THE BIG ONE
The possibility always exists that a stock market decline, a jump in interest rates, or a weakening dollar can lead to something worse. The first reason to own silver or gold is the potential for an unmanageable financial crisis. The second reason is hopefully to make a lot of money. For sure the most important reason is to get you through a financial catastrophe in one piece should it occur. An economic collapse can mean runaway inflation or asset deflation or both. It can mean an economic depression and financial collapse. Are these extreme events probable? Most people would laugh at such dire predictions. Nevertheless, these are real enough possibilities to make the ownership of silver and gold sensible.
I have for many years studied the economic arguments of the Austrian School of economics. Their greatest thinker Ludwig von Mises would be issuing the most dire warnings were he alive today. Mises instructs us that the central banks’ issuance of money and credit heats up the economy. When concerns about inflation cause the monetary authorities to raise interest rates and withdraw the purchasing media (as they are today), the boom will turn into a bust. The stock market will crash and the bond market collapse. That will cause the central bank to renew monetary easing and try to restore the boom. Inflation will then worsen and if the loose money policies aren’t quelled, runaway inflation begins. If you stop the inflationary policies you have a depression. If not you destroy the purchasing power of your money.

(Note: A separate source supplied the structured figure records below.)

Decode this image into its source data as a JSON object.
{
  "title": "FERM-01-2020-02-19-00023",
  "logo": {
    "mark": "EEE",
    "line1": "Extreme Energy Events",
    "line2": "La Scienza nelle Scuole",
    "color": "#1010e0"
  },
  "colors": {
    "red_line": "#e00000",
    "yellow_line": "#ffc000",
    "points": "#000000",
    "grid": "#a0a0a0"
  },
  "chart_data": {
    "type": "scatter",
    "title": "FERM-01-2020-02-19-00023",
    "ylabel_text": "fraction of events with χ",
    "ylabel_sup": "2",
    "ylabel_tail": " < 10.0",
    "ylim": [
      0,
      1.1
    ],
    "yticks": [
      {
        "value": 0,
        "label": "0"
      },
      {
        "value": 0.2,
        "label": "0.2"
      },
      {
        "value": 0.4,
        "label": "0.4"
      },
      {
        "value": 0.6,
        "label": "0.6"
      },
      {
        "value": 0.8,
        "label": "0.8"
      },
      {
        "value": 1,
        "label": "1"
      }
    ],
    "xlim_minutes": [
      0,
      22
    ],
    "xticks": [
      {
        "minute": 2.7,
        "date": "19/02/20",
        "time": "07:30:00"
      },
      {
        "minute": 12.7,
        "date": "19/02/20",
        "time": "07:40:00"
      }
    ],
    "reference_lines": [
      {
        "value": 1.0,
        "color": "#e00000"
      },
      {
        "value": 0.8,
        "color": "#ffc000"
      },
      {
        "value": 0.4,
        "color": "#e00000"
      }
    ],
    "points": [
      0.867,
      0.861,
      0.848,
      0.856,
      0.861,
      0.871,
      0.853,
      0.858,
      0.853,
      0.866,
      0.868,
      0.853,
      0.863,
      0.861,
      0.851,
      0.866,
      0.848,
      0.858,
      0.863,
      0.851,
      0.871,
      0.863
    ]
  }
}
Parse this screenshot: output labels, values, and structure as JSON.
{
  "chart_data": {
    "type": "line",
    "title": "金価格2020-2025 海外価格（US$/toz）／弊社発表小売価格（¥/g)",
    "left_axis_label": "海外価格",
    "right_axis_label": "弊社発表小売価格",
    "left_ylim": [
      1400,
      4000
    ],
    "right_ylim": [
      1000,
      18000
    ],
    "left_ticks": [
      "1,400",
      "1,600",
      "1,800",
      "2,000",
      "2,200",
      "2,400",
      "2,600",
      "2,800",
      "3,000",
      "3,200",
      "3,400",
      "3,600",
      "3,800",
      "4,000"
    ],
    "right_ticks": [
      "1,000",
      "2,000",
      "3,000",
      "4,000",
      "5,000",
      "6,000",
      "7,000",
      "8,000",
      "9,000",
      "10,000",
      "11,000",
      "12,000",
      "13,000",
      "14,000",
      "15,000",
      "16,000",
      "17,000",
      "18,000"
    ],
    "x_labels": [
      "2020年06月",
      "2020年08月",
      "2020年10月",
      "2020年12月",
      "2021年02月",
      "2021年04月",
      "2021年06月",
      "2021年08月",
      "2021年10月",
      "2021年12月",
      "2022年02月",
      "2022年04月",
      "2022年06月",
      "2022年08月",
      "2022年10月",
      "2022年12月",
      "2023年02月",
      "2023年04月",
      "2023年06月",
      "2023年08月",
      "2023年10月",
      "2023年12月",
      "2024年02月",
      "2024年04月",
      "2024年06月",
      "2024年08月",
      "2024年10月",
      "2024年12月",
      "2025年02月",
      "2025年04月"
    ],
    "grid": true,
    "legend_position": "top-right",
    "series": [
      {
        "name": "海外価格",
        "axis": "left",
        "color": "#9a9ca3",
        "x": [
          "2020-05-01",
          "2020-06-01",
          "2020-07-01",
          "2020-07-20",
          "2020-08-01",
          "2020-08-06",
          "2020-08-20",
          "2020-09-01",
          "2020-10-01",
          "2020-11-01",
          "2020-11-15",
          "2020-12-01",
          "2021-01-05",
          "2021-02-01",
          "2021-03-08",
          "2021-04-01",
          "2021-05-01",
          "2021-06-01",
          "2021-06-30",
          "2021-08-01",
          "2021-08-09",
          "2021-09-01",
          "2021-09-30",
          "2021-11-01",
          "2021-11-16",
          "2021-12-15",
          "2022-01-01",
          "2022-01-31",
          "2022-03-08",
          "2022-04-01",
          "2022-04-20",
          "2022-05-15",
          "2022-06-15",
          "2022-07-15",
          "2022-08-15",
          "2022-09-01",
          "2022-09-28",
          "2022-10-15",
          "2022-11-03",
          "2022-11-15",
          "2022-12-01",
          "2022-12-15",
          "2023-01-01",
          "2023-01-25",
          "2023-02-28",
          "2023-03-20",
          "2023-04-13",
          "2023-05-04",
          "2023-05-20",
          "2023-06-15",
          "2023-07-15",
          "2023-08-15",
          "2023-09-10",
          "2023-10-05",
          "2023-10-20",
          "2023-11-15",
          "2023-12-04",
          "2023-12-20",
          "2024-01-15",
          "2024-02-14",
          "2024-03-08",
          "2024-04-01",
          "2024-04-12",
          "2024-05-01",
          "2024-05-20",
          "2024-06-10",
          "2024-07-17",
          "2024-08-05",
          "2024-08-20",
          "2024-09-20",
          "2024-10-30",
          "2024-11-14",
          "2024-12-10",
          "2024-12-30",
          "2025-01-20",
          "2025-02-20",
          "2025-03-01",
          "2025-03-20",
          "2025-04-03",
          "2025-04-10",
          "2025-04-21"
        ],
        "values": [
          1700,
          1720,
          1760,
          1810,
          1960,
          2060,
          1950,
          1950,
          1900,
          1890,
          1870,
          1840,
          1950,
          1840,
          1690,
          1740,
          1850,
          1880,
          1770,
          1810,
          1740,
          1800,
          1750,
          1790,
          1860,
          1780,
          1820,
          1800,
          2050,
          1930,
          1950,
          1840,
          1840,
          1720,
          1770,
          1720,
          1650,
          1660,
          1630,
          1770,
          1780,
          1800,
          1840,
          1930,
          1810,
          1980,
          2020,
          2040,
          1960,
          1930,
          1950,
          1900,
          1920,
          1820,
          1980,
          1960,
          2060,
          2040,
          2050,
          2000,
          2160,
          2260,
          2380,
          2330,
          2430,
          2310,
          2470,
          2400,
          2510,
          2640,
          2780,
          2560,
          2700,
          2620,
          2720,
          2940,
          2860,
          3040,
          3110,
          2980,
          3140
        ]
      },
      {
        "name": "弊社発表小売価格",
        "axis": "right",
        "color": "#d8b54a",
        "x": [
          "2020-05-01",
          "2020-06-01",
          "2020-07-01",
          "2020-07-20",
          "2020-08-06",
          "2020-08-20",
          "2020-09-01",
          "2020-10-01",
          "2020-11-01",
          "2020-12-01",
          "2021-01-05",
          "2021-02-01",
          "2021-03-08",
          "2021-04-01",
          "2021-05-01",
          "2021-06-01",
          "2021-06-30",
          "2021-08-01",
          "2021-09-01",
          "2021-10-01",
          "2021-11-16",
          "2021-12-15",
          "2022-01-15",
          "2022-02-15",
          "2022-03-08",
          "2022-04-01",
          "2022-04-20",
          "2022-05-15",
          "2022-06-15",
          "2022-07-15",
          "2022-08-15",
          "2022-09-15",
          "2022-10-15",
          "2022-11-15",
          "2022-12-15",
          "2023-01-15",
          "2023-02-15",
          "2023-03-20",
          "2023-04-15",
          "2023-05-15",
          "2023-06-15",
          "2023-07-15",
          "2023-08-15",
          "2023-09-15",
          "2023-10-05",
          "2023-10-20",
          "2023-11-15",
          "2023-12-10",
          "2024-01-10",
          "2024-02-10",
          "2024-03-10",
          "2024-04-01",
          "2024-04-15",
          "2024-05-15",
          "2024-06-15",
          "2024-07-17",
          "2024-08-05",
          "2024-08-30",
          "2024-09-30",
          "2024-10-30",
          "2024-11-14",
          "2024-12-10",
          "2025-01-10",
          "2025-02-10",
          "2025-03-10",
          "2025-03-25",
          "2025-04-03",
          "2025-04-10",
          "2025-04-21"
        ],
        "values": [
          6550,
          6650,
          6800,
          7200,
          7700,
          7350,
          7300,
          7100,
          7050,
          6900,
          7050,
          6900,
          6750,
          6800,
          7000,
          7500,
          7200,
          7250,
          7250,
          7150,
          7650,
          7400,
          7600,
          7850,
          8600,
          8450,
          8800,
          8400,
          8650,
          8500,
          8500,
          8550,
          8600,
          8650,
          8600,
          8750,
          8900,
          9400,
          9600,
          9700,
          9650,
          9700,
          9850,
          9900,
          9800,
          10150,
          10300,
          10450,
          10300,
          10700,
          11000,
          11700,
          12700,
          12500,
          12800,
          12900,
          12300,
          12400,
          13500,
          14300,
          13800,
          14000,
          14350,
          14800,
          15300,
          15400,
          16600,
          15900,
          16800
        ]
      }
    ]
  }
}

In either case, the end game is a disaster.
Mises put it this way, “The boom can last only as long as the credit expansion progresses at an ever-accelerated pace. The boom comes to an end as soon as additional quantities of fiduciary media [money and credit] are no longer thrown upon the loan market. If the credit expansion is not stopped in time, the boom turns into the crack-up boom [hyperinflation]; the flight into real values [hard assets] begins, and the whole monetary system founders. Continuous inflation [money and credit creation] must finally end in the complete breakdown of the currency system.”
Frankly, there is no good way out. The monetary authorities will do anything to forestall deflation and a depression. Thus, they will destroy the purchasing power of the dollar by keeping interest rates artificially low and pumping out money and credit. There is no middle road. Most people will be wiped out and only a few nimble investors will survive intact.